Loie Hollowell: ‘I can speak freely now.’ Photo: Zach Hilty/BFA.com/Shutterstock

I refer to the misogynistic snotiness of artists like O’Keeffe, or the feminists of the 1970s: the idea that they are all obsessed with their private parts. There is this idea (parental, in my opinion) that good artists have to go through the body, so I wonder if they felt pressured to keep it too tight, or “outside the press” as they say. “When people, especially male collectors, start to feel comfortable with my photography, I can talk freely about what influences my style or what inspires me,” he says. “When I started to show, I didn’t talk about the work, some of the ones in the London show, inspired by the miscarriage I had.” But over the years, especially with the help of female curators, putting me in museum exhibitions, I have been able to emphasize that original inspiration.”

The tension between fantasy and symbolism is something Hollowell struggles with.

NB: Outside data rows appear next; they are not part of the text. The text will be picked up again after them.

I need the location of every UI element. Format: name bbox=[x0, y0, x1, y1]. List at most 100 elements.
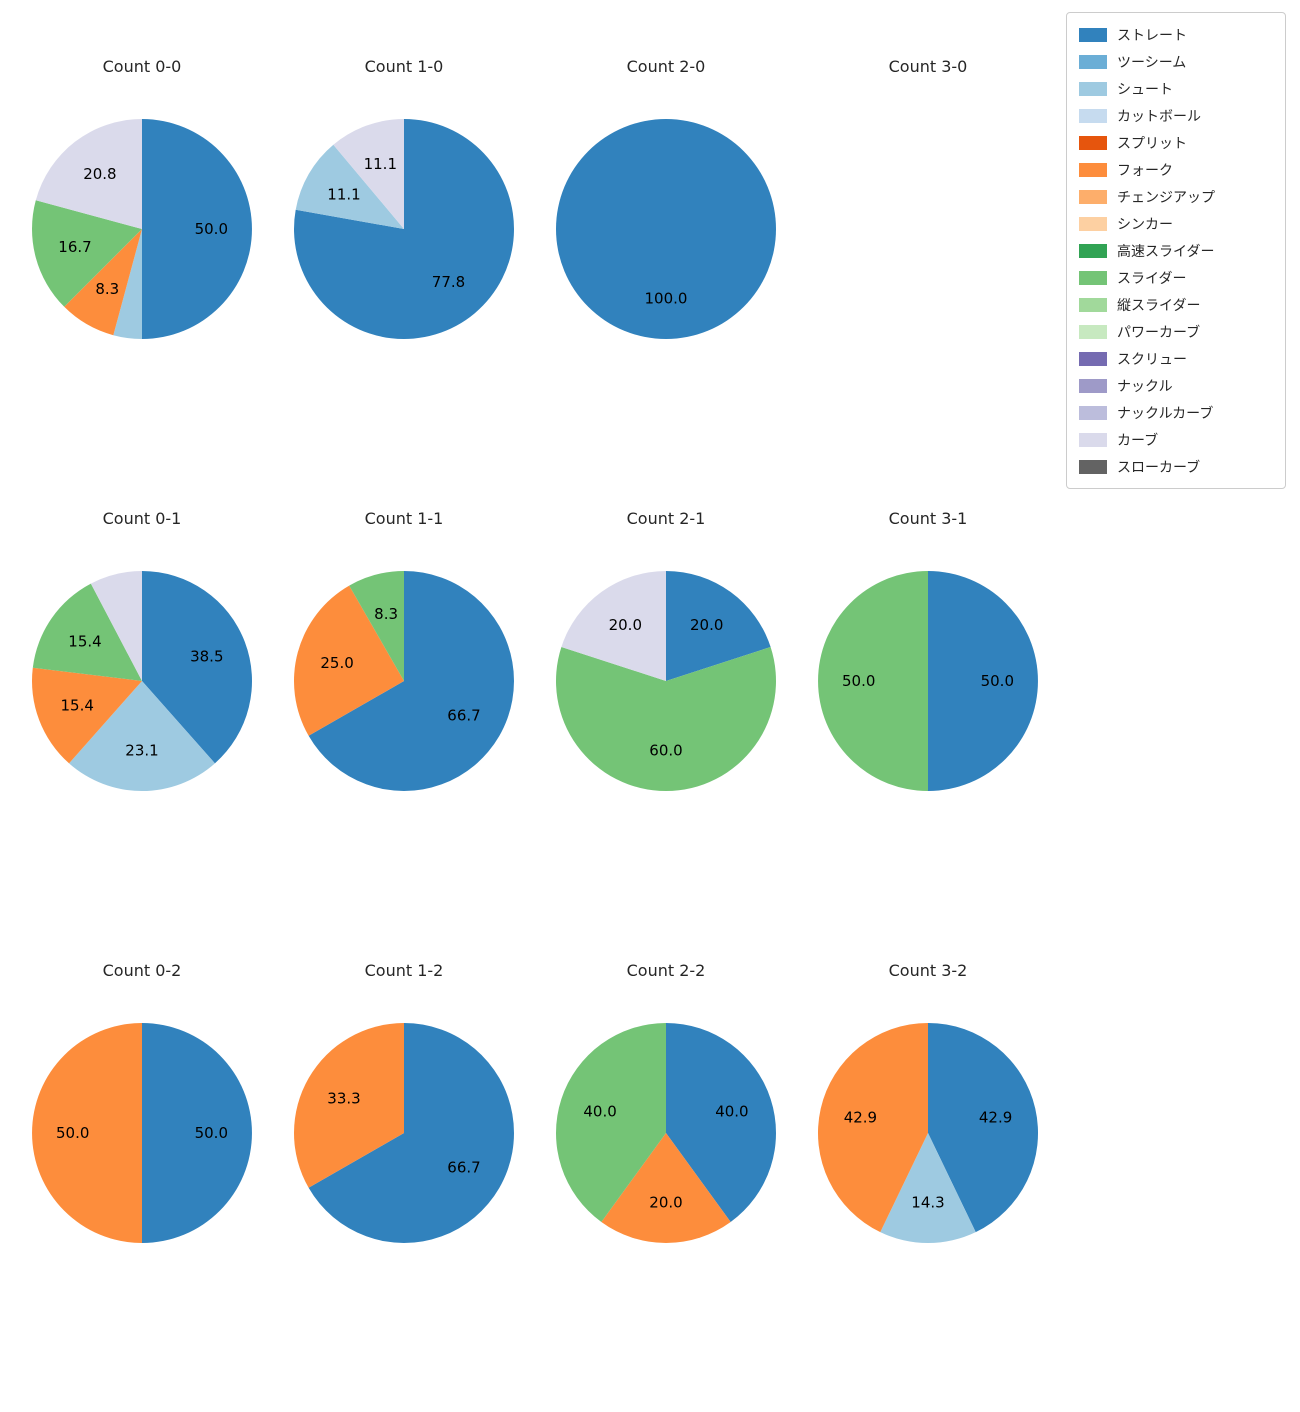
pie-slice bbox=[32, 200, 142, 307]
legend-item: チェンジアップ bbox=[1079, 183, 1273, 210]
pie-slice bbox=[113, 229, 142, 339]
slice-pct-label: 50.0 bbox=[981, 672, 1014, 690]
slice-pct-label: 20.0 bbox=[609, 616, 642, 634]
chart-cell-count-0-0: Count 0-0 50.0 8.3 16.7 20.8 bbox=[11, 56, 273, 508]
pie-slice bbox=[69, 681, 215, 792]
legend-item: ストレート bbox=[1079, 21, 1273, 48]
pie-slice bbox=[142, 1023, 252, 1243]
slice-pct-label: 11.1 bbox=[364, 155, 397, 173]
chart-title: Count 3-0 bbox=[888, 57, 968, 76]
legend-label: スローカーブ bbox=[1117, 459, 1201, 476]
slice-pct-label: 50.0 bbox=[195, 220, 228, 238]
legend-label: スプリット bbox=[1117, 135, 1187, 152]
pie-slice bbox=[666, 1023, 777, 1222]
pie-slice bbox=[142, 119, 252, 339]
chart-title: Count 1-0 bbox=[364, 57, 444, 76]
pie-slice bbox=[601, 1133, 731, 1244]
pie-slice bbox=[333, 119, 404, 229]
pie-slice bbox=[32, 583, 142, 681]
chart-cell-count-2-0: Count 2-0 100.0 bbox=[535, 56, 797, 508]
slice-pct-label: 15.4 bbox=[68, 633, 101, 651]
slice-pct-label: 42.9 bbox=[979, 1109, 1012, 1127]
slice-pct-label: 66.7 bbox=[447, 1159, 480, 1177]
chart-cell-count-1-1: Count 1-1 66.7 25.0 8.3 bbox=[273, 508, 535, 960]
legend-item: スローカーブ bbox=[1079, 453, 1273, 480]
slice-pct-label: 50.0 bbox=[842, 672, 875, 690]
pie-slice bbox=[561, 571, 666, 681]
pie-slice bbox=[31, 667, 142, 764]
pie-chart-svg: 42.9 14.3 42.9 bbox=[817, 1023, 1039, 1244]
pie-chart-svg: 66.7 25.0 8.3 bbox=[293, 571, 514, 791]
legend-swatch bbox=[1079, 324, 1107, 339]
slice-pct-label: 15.4 bbox=[60, 697, 93, 715]
legend-item: スクリュー bbox=[1079, 345, 1273, 372]
chart-title: Count 0-1 bbox=[102, 509, 182, 528]
legend-swatch bbox=[1079, 459, 1107, 474]
legend-label: ナックルカーブ bbox=[1117, 405, 1214, 422]
chart-title: Count 3-1 bbox=[888, 509, 968, 528]
legend-swatch bbox=[1079, 189, 1107, 204]
pie-slice bbox=[142, 571, 253, 764]
legend-swatch bbox=[1079, 405, 1107, 420]
legend-item: シンカー bbox=[1079, 210, 1273, 237]
chart-cell-count-1-0: Count 1-0 77.8 11.1 11.1 bbox=[273, 56, 535, 508]
pie-slice bbox=[293, 1023, 404, 1188]
chart-title: Count 1-2 bbox=[364, 961, 444, 980]
slice-pct-label: 40.0 bbox=[715, 1103, 748, 1121]
pie-slice bbox=[666, 571, 771, 681]
legend: ストレートツーシームシュートカットボール スプリットフォーク チェンジアップシンカー… bbox=[1066, 12, 1286, 489]
pie-chart-svg: 100.0 bbox=[556, 119, 776, 339]
legend-label: ナックル bbox=[1117, 378, 1173, 395]
pie-chart-svg: 40.0 20.0 40.0 bbox=[555, 1023, 777, 1244]
legend-swatch bbox=[1079, 351, 1107, 366]
chart-cell-count-1-2: Count 1-2 66.7 33.3 bbox=[273, 960, 535, 1412]
legend-item: ツーシーム bbox=[1079, 48, 1273, 75]
slice-pct-label: 100.0 bbox=[645, 289, 688, 307]
pie-chart-svg: 50.0 50.0 bbox=[32, 1023, 252, 1243]
legend-swatch bbox=[1079, 81, 1107, 96]
pie-chart-grid: Count 0-0 50.0 8.3 16.7 20.8 Count 1-0 77.8… bbox=[11, 56, 1059, 1412]
slice-pct-label: 23.1 bbox=[125, 741, 158, 759]
legend-swatch bbox=[1079, 135, 1107, 150]
chart-cell-count-3-1: Count 3-1 50.0 50.0 bbox=[797, 508, 1059, 960]
legend-item: 高速スライダー bbox=[1079, 237, 1273, 264]
pie-slice bbox=[308, 1023, 514, 1243]
legend-label: ツーシーム bbox=[1117, 54, 1187, 71]
pie-chart-svg: 50.0 8.3 16.7 20.8 bbox=[32, 119, 252, 339]
legend-label: 高速スライダー bbox=[1117, 243, 1215, 260]
chart-title: Count 2-1 bbox=[626, 509, 706, 528]
pie-slice bbox=[308, 571, 514, 791]
legend-label: カットボール bbox=[1117, 108, 1201, 125]
pie-slice bbox=[880, 1133, 976, 1244]
slice-pct-label: 42.9 bbox=[844, 1109, 877, 1127]
slice-pct-label: 11.1 bbox=[327, 185, 360, 203]
slice-pct-label: 77.8 bbox=[432, 273, 465, 291]
pie-slice bbox=[32, 1023, 142, 1243]
legend-item: フォーク bbox=[1079, 156, 1273, 183]
slice-pct-label: 40.0 bbox=[583, 1103, 616, 1121]
legend-label: ストレート bbox=[1117, 27, 1187, 44]
legend-swatch bbox=[1079, 162, 1107, 177]
chart-title: Count 0-0 bbox=[102, 57, 182, 76]
slice-pct-label: 14.3 bbox=[911, 1193, 944, 1211]
legend-label: シンカー bbox=[1117, 216, 1173, 233]
pie-slice bbox=[35, 119, 143, 229]
pie-slice bbox=[817, 1023, 928, 1233]
legend-item: ナックル bbox=[1079, 372, 1273, 399]
pie-slice bbox=[556, 119, 776, 339]
slice-pct-label: 33.3 bbox=[327, 1089, 360, 1107]
legend-swatch bbox=[1079, 108, 1107, 123]
pie-slice bbox=[556, 647, 776, 791]
chart-cell-count-3-0: Count 3-0 bbox=[797, 56, 1059, 508]
pie-slice bbox=[293, 585, 404, 736]
slice-pct-label: 66.7 bbox=[447, 707, 480, 725]
slice-pct-label: 50.0 bbox=[56, 1124, 89, 1142]
pie-chart-svg: 50.0 50.0 bbox=[818, 571, 1038, 791]
legend-label: シュート bbox=[1117, 81, 1173, 98]
pie-chart-svg: 38.5 23.1 15.4 15.4 bbox=[31, 571, 253, 792]
pie-slice bbox=[295, 144, 404, 229]
legend-swatch bbox=[1079, 27, 1107, 42]
chart-title: Count 3-2 bbox=[888, 961, 968, 980]
slice-pct-label: 60.0 bbox=[649, 741, 682, 759]
slice-pct-label: 38.5 bbox=[190, 647, 223, 665]
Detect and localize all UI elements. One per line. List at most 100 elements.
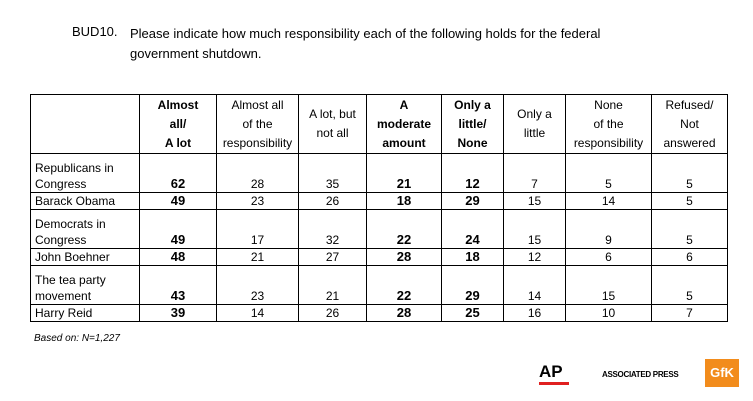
table-cell: 62 xyxy=(139,153,217,193)
column-header-line: answered xyxy=(663,135,716,150)
table-cell: 14 xyxy=(565,192,652,210)
table-cell: 25 xyxy=(441,304,504,322)
row-label: Barack Obama xyxy=(30,192,140,210)
column-header-line: little xyxy=(523,126,546,140)
row-label: John Boehner xyxy=(30,248,140,266)
table-cell: 26 xyxy=(298,304,367,322)
table-cell: 28 xyxy=(216,153,299,193)
table-cell: 5 xyxy=(651,209,728,249)
column-header-line: of the xyxy=(242,116,273,131)
table-cell: 18 xyxy=(366,192,442,210)
column-header-line: responsibility xyxy=(573,135,644,150)
column-header-line: little/ xyxy=(458,116,487,131)
column-header-line: Almost all xyxy=(231,97,284,112)
table-cell: 35 xyxy=(298,153,367,193)
table-cell: 39 xyxy=(139,304,217,322)
column-header-line: Refused/ xyxy=(665,97,714,112)
table-cell: 24 xyxy=(441,209,504,249)
table-cell: 5 xyxy=(651,265,728,305)
column-header: Almost all of the responsibility xyxy=(216,94,299,154)
column-header: Only a little/None xyxy=(441,94,504,154)
column-header: A lot, but not all xyxy=(298,94,367,154)
table-cell: 29 xyxy=(441,265,504,305)
table-cell: 23 xyxy=(216,192,299,210)
table-row: The tea party movement 43 23 21 22 29 14 15 5 xyxy=(30,265,728,305)
table-cell: 7 xyxy=(503,153,566,193)
table-cell: 29 xyxy=(441,192,504,210)
column-header-line: A xyxy=(399,97,409,112)
table-cell: 15 xyxy=(565,265,652,305)
table-cell: 21 xyxy=(216,248,299,266)
table-cell: 16 xyxy=(503,304,566,322)
column-header-line: A lot, but xyxy=(309,107,356,121)
column-header-line: Almost xyxy=(157,97,199,112)
table-cell: 49 xyxy=(139,209,217,249)
table-row: Democrats in Congress 49 17 32 22 24 15 9 5 xyxy=(30,209,728,249)
table-body: Republicans in Congress 62 28 35 21 12 7 5 5 Bara… xyxy=(30,153,728,322)
table-cell: 7 xyxy=(651,304,728,322)
table-cell: 28 xyxy=(366,248,442,266)
column-header-line: Only a xyxy=(454,97,491,112)
associated-press-logo: ASSOCIATED PRESS xyxy=(602,370,679,379)
table-cell: 21 xyxy=(298,265,367,305)
header-row: Almost all/A lot Almost all of the responsib… xyxy=(30,94,728,154)
column-header-line: all/ xyxy=(169,116,187,131)
column-header: None of the responsibility xyxy=(565,94,652,154)
column-header-line: Only a xyxy=(517,107,552,121)
gfk-logo: GfK xyxy=(705,359,739,387)
column-header-line: None xyxy=(457,135,488,150)
column-header: Refused/Not answered xyxy=(651,94,728,154)
sample-size-note: Based on: N=1,227 xyxy=(34,333,120,344)
results-table: Almost all/A lot Almost all of the responsib… xyxy=(30,94,728,322)
table-cell: 21 xyxy=(366,153,442,193)
table-cell: 23 xyxy=(216,265,299,305)
table-row: Harry Reid 39 14 26 28 25 16 10 7 xyxy=(30,304,728,322)
table-cell: 17 xyxy=(216,209,299,249)
table-cell: 5 xyxy=(651,153,728,193)
column-header: Almost all/A lot xyxy=(139,94,217,154)
table-cell: 48 xyxy=(139,248,217,266)
question-text: Please indicate how much responsibility … xyxy=(130,26,601,61)
table-cell: 9 xyxy=(565,209,652,249)
table-cell: 26 xyxy=(298,192,367,210)
table-cell: 28 xyxy=(366,304,442,322)
row-label: Republicans in Congress xyxy=(30,153,140,193)
table-cell: 6 xyxy=(651,248,728,266)
table-cell: 22 xyxy=(366,209,442,249)
table-cell: 12 xyxy=(441,153,504,193)
ap-logo: AP xyxy=(539,362,563,381)
column-header-line: of the xyxy=(593,116,624,131)
question-id: BUD10. xyxy=(72,24,118,39)
table-cell: 43 xyxy=(139,265,217,305)
table-cell: 10 xyxy=(565,304,652,322)
row-label: Harry Reid xyxy=(30,304,140,322)
column-header: Only a little xyxy=(503,94,566,154)
table-cell: 18 xyxy=(441,248,504,266)
table-cell: 5 xyxy=(651,192,728,210)
column-header-line: responsibility xyxy=(222,135,293,150)
table-cell: 27 xyxy=(298,248,367,266)
table-row: Republicans in Congress 62 28 35 21 12 7 5 5 xyxy=(30,153,728,193)
table-cell: 14 xyxy=(503,265,566,305)
table-cell: 5 xyxy=(565,153,652,193)
table-cell: 6 xyxy=(565,248,652,266)
column-header-line: moderate xyxy=(376,116,432,131)
table-cell: 32 xyxy=(298,209,367,249)
table-row: John Boehner 48 21 27 28 18 12 6 6 xyxy=(30,248,728,266)
table-cell: 12 xyxy=(503,248,566,266)
table-cell: 15 xyxy=(503,192,566,210)
row-label: The tea party movement xyxy=(30,265,140,305)
table-cell: 22 xyxy=(366,265,442,305)
column-header-line: None xyxy=(594,97,623,112)
column-header-line: not all xyxy=(316,126,349,140)
table-cell: 14 xyxy=(216,304,299,322)
table-row: Barack Obama 49 23 26 18 29 15 14 5 xyxy=(30,192,728,210)
row-label: Democrats in Congress xyxy=(30,209,140,249)
ap-logo-underline xyxy=(539,382,569,385)
column-header-line: Not xyxy=(680,116,699,131)
header-corner xyxy=(30,94,140,154)
column-header-line: A lot xyxy=(164,135,192,150)
table-cell: 15 xyxy=(503,209,566,249)
column-header-line: amount xyxy=(382,135,426,150)
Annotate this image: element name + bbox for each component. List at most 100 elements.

How to “combine” the two, especially when “abstraction sells”? “With the art market being what it is, we get pigeonholed into this one thing and it’s hard to let go,” he says. In addition to his pastel paintings, which apparently represent the genitals and breasts and have interesting titles such as Happy Vagina, Boob Wheel, and The Let Down, Hollowell also makes body casts and collaborates on other pictures with his children. These works might not be taken seriously, but I am hopeful that the barrier that has been created between the body and what Hollowell is hitting on his head can be removed.

‘What a wonderful time!’ … Briefly How Blue Has a Little Yellow Mandorla, 2025. Photo: Melissa Goodwin/© Loie Hollowell, courtesy of Pace Gallery

Isn’t all art made of bodies, anyway? She said: “When I thought about creating things in the past, I was very scared. “I think about sex all the time, and (now) I don’t think about sex anymore,” she says, referring to the less studied role of hormones in creating art. Now it’s perimenopause, that’s the transition of the body.

“I feel in control, in a way I’ve never felt before, and it’s very exciting. The art is going to change again. The artists I love grew so much in their 50s and 60s, and I can see why.”

We’re talking about the visual style of Bourgeois’s practice, how she refused to be confused by a single definition of what it means to be an artist. Fortunately, times continue to change. “I don’t know if I would have been able to do this 20 years ago,” Hollowell said.